The award also supports the development of "science gateways" — web portals and desktop applications targeted at specific scientific user communities. An initial set of 10 gateways is planned, including a bioinformatics gateway, NSF said.
The TeraGrid project kicked off in 2001 with an initial award of $53 million from the NSF [BioInform 08-27-01].
Bruker AXS to Acquire X-Ray Analysis Firm Socabim
Bruker AXS said last week that it will acquire privately held Socabim, a Paris-based software firm focused on X-ray analysis.
The sale is expected to close in the first quarter of 2006.
Socabim, founded in 1977, supplies software for X-ray diffraction and X-ray fluorescence analysis to Bruker AXS.
Bruker AXS said it will merge Socabim with its French subsidiary Bruker AXS SA near Paris.

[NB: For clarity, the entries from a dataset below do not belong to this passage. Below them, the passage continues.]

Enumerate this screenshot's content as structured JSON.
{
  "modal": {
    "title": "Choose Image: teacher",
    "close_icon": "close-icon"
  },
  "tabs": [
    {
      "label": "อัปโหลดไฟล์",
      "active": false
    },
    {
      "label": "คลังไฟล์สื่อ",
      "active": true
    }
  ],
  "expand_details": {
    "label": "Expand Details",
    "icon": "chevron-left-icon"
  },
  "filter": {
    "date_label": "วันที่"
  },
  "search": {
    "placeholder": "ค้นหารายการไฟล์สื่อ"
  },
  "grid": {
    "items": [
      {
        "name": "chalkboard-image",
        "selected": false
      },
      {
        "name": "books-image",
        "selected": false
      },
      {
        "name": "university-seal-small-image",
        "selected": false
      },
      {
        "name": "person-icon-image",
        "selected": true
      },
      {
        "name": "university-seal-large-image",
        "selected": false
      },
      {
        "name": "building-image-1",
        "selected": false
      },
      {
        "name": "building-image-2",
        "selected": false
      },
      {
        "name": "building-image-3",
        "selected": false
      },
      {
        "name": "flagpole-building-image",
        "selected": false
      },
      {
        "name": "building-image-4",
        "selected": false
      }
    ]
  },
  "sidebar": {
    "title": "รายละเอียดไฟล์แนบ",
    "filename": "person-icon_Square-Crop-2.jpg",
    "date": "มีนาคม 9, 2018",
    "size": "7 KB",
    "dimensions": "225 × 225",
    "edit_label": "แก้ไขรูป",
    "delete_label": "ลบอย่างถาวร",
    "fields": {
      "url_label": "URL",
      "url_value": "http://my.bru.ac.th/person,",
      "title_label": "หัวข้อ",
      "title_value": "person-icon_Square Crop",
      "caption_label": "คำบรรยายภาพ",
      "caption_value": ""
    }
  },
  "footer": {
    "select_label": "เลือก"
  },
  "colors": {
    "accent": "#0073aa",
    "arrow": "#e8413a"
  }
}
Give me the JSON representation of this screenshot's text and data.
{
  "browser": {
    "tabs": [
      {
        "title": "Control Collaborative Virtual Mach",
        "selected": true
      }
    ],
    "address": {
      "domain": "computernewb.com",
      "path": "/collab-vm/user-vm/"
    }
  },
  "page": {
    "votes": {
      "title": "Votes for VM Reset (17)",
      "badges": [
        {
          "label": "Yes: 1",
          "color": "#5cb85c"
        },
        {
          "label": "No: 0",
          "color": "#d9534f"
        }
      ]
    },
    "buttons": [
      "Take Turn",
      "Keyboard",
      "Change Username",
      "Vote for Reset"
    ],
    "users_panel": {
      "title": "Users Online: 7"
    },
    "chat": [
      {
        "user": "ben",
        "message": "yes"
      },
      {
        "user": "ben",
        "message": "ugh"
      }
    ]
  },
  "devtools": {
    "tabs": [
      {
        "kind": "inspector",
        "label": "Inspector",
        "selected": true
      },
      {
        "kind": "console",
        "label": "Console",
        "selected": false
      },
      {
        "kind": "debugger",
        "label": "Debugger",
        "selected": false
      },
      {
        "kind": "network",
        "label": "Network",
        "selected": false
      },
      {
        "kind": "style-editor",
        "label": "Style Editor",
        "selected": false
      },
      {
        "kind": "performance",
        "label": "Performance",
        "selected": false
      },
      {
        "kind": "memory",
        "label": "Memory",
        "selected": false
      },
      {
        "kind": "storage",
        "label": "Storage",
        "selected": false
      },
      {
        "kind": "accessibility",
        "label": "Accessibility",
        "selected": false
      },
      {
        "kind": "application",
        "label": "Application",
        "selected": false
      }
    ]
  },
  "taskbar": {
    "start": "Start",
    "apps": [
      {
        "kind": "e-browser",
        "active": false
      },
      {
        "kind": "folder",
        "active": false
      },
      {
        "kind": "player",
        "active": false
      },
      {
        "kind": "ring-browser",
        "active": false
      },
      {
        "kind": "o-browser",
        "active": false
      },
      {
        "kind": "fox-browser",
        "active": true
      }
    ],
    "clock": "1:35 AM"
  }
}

All of Socabim's employees are expected to join the merged company.
Polyclone and Emphron to Jointly Provide Data Analysis, Experimental Design
Polyclone Bioservices of Bangalore, India, and Emphron of Queensland, Australia, are teaming up to provide services in data analysis, data mining, and experimental design for proteomics and genomics, Polyclone said last week.
The companies plan to combine Emphron's bioinformatics data-analysis capabilities and Polyclone's microarray core facility, which is being set up at the University of Agricultural Sciences in Dharwar. The new facility will focus on developing new arrays and provide analysis tools to researchers.